Pour présenter son programme et son équipe, Zemmour pourrait, sans se sentir mal à l’aise, choisir une salle de classe de l’IFP, cet institut de formation politique de la « jeunesse conservatrice et patriote » qui aurait inspiré Marion Maréchal pour la création de sa propre école (l’ISSEP). Que trouvera-t-on dans la promotion Zemmour ?
Pour débuter, un aréopage d’énarques interviendra derrière le pupitre pour expliquer comment « renverser la table » quand on est déjà bien établi dans les classes dominantes. Le préfet en retraite Gilbert Payet sera secondé par son ancienne stagiaire, la fameuse conseillère de l’ombre, Sarah Knafo, fraîchement sortie de l’ENA. Elle ne manquera pas de faire un exposé sur son stage à l’ambassade de France en Libye au cours duquel elle a trouvé de bonnes idées pour faciliter les procédures d’expulsion. Jean-Paul Bolufer, issu des milieux cathos intransigeants de la Cité catholique et maire adjoint de Colombes où il est en charge de la sécurité, viendra quant à lui expliciter la théorie de la « subsidiarité » : l’État ne doit pas se substituer à la commune, ni celle-ci à l’entreprise, ni celle-ci à la famille, etc. Pour illustrer cette volonté de ne pas déléguer aux échelons supérieurs les attributions que les communes seraient capables d’assurer par elles-mêmes, il se basera à n’en pas douter sur son expérience personnelle, riche d’enseignements : comment sous-louer, pendant 10 ans, un appartement de 190 mètres carrés, dans le 5ième arrondissement parisien, obtenu auprès de la Régie immobilière de la ville de Paris, à un loyer quatre fois moindre que le marché, quand on est directeur adjoint du cabinet de Jacques Chirac, alors maire de Paris ? [1]

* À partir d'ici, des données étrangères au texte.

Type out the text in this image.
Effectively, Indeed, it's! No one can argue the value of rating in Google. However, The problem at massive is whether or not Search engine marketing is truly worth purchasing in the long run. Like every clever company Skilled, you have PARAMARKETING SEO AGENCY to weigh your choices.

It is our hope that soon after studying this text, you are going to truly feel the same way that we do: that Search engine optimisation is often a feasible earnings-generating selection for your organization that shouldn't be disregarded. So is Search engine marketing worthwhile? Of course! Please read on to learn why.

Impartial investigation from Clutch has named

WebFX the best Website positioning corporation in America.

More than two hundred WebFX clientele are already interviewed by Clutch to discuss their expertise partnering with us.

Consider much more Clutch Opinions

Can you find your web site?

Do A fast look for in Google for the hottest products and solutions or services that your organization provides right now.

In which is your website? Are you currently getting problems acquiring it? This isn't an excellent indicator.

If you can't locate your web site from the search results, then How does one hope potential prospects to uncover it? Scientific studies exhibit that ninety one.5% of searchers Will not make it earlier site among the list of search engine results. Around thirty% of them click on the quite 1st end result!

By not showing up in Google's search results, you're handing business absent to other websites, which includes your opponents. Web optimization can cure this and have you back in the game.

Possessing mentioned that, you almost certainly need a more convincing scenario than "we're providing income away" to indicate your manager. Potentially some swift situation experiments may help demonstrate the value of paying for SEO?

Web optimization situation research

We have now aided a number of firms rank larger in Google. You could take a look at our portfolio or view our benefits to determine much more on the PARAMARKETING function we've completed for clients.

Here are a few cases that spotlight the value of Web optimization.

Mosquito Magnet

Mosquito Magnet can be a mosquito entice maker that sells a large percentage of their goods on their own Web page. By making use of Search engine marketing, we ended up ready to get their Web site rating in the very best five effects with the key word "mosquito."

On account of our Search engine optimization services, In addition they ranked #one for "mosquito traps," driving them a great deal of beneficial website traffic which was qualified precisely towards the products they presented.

Véritable haltérophile de la pensée, Michel Onfray assurerait volontiers le cours sur le souverainisme. Cependant Paul-Marie Coûteaux, l’ami de 30 ans, sera préféré : d’abord il est énarque et en plus, il possède une maîtrise de souverainisme. Membre du CERES dans sa jeunesse, il quitte Chevènement pour Pasqua puis De Villiers et enfin Dupont-Aignan. Cette trajectoire toujours plus au fond à droite le rapproche petit-à-petit du FN, où il présenta Florian Philippot à Marine Le Pen. Pas sectaire, son cours précisera en quoi l’Action française est la « matrice intellectuelle de la droite française ». Pour que les auditeurs ne se perdent pas trop, il rappellera que, de toute façon, l’immigration est le « thème rassembleur [des droites] par excellence ». Pas la peine de se disperser.
Mais revenons à Michel. Spécialiste du Haut-Karabakh et du « choc des civilisations », Onfray pourrait se voir confier le cours de géopolitique. Il expliquera pourquoi « au lieu de bombarder Raqqa, la France devrait bombarder Molenbeek », en puisant ses références dans les chroniques de Zemmour sur RTL et dans ses discussions de salon avec celui grâce auquel « ce qui faisait le génie français est encore possible » (Onfray sur Zemmour dans Le Point en juin 2020).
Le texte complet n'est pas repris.